17.05 - Usage Notes - Teradata Database

Teradata Vantageā„¢ - DATASET Data Type

Advanced SQL Engine
Teradata Database
June 2020
Programming Reference

DATASET_PUBLISH composes a DATASET data type instance from different data sources (anything referenced in an SQL statement). It publishes DATASET data types of any storage format, exporting data stored within Teradata to an externally recognizable file format. DATASET_PUBLISH returns one output column, "data," which returns the data composed as a result of this operation.

The formats vary:
  • Data composed as Avro is returned as an instance of the DATASET type with storage format AVRO. When a DATASET data type stored as AVRO creates an Avro instance by using DATASET_PUBLISH, its schema is combined with the output schema. The default is to publish DATASET values in the AVRO storage format.
  • Data composed as CSV returns as a DATASET type instance with storage format CSV. The CSV file contains a header line with CSV column names and data. If the specified schema has a null field_names key, no header is included with the CSV value. All data is separated using the row and column delimiters. All Teradata complex data types (including DATASET) creating a CSV instance with DATASET_PUBLISH are converted to text representation and treated as one field in the CSV instance. To include a schema in the DATASET type, use the SCHEMA clause.

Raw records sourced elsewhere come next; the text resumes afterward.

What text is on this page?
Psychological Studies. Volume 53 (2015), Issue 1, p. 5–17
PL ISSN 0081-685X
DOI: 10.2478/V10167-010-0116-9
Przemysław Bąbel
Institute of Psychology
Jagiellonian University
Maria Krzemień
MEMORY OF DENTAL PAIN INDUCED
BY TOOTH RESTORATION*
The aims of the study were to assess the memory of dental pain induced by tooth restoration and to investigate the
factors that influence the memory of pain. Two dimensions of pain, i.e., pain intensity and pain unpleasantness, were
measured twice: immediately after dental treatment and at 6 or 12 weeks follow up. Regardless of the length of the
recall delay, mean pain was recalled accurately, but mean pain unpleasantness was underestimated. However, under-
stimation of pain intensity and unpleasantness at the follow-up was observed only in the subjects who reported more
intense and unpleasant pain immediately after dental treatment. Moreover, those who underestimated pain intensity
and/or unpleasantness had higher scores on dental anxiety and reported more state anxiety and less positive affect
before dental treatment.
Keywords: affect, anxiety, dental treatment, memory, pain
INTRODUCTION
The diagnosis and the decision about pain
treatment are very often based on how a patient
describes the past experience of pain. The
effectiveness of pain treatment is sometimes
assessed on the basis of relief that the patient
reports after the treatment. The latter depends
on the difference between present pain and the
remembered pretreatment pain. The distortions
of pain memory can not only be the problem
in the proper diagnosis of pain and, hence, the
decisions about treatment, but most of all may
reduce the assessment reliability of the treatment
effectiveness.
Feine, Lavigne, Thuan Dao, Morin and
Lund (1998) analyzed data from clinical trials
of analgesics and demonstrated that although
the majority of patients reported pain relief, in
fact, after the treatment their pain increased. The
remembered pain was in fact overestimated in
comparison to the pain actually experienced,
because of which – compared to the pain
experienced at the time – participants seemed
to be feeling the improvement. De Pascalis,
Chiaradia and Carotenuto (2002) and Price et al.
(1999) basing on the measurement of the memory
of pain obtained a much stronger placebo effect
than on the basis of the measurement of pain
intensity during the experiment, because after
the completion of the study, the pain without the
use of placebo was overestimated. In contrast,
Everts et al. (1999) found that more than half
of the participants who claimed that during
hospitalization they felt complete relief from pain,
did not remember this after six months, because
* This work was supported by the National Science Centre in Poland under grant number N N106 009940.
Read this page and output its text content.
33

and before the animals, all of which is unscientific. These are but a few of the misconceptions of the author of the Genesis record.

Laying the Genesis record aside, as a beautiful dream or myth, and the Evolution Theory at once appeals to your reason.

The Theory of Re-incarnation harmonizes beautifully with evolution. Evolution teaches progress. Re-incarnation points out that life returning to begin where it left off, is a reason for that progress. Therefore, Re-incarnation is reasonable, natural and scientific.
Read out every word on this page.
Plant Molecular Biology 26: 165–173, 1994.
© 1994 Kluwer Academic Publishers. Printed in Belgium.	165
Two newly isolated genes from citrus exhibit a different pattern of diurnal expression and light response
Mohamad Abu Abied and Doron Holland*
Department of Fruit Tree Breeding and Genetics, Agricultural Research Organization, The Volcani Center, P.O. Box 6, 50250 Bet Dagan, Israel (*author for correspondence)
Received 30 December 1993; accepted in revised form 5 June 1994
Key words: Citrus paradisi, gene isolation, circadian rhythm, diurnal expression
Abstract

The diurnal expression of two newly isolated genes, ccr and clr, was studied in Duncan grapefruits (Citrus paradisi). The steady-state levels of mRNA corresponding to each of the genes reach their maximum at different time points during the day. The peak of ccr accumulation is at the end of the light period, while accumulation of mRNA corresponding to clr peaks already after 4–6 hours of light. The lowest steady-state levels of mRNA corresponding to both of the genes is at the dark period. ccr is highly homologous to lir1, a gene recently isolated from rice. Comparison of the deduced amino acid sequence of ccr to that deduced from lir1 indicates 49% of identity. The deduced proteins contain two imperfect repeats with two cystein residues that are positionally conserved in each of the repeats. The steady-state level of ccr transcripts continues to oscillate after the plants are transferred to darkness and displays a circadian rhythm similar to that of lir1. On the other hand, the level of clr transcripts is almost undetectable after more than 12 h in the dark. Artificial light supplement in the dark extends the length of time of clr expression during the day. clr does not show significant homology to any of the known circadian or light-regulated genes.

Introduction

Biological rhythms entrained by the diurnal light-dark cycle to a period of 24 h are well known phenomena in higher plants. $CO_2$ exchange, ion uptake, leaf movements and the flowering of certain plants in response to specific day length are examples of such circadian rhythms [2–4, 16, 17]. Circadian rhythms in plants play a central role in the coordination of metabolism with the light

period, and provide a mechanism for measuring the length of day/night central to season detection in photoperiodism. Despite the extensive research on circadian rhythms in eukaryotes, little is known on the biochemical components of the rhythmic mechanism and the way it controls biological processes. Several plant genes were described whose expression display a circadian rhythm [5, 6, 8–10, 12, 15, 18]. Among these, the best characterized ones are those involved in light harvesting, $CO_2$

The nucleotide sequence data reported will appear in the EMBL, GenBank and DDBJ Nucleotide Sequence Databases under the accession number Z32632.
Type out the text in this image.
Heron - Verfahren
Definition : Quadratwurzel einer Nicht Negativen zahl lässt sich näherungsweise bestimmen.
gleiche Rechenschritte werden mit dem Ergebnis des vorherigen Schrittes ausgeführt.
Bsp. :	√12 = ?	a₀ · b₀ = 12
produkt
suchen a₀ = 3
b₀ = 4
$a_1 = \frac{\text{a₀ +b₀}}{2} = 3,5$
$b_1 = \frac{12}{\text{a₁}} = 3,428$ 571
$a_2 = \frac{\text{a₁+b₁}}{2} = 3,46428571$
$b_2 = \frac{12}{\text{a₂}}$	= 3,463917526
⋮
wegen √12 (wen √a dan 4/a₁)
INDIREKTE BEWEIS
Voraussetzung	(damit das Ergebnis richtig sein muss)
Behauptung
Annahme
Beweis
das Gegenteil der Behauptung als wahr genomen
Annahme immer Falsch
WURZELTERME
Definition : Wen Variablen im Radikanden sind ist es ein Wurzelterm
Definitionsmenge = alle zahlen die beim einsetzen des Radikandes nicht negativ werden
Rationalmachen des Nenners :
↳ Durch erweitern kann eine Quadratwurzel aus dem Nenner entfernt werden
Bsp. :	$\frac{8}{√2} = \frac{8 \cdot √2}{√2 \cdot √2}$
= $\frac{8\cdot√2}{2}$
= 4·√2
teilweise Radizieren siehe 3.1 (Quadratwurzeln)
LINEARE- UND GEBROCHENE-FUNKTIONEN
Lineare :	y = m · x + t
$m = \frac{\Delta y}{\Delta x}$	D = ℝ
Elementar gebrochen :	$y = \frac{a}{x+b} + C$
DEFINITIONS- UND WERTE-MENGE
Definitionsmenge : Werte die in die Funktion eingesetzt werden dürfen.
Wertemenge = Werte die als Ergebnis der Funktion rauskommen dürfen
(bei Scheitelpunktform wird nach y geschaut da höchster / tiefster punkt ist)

    If the DATASET value has a schema and is inserted into a table column with a column-based schema defined, the schema is removed from the value, and the CSV data is validated against the column-based schema.

    JSON data and DATASET data are not supported as input.

  • JSON data published to a DATASET type is converted to the desired storage format and then combined with the output.
  • Any other Teradata complex data types used to create an AVRO or CSV instance by using DATASET_PUBLISH are converted to text representation and treated as one field in the resulting instance. Note that distinct and structured UDTs are not supported.

When DATASET_PUBLISH is used to compose an Avro instance and you are publishing types that are found as nullable by definition, the schema marks the type as such by using a union of null and the corresponding data type. This means that the schema type for a field will look like "type":["null","int"] instead of "type":"int".

Null is always guaranteed to be the first element in the union for the auto-generated Avro schema.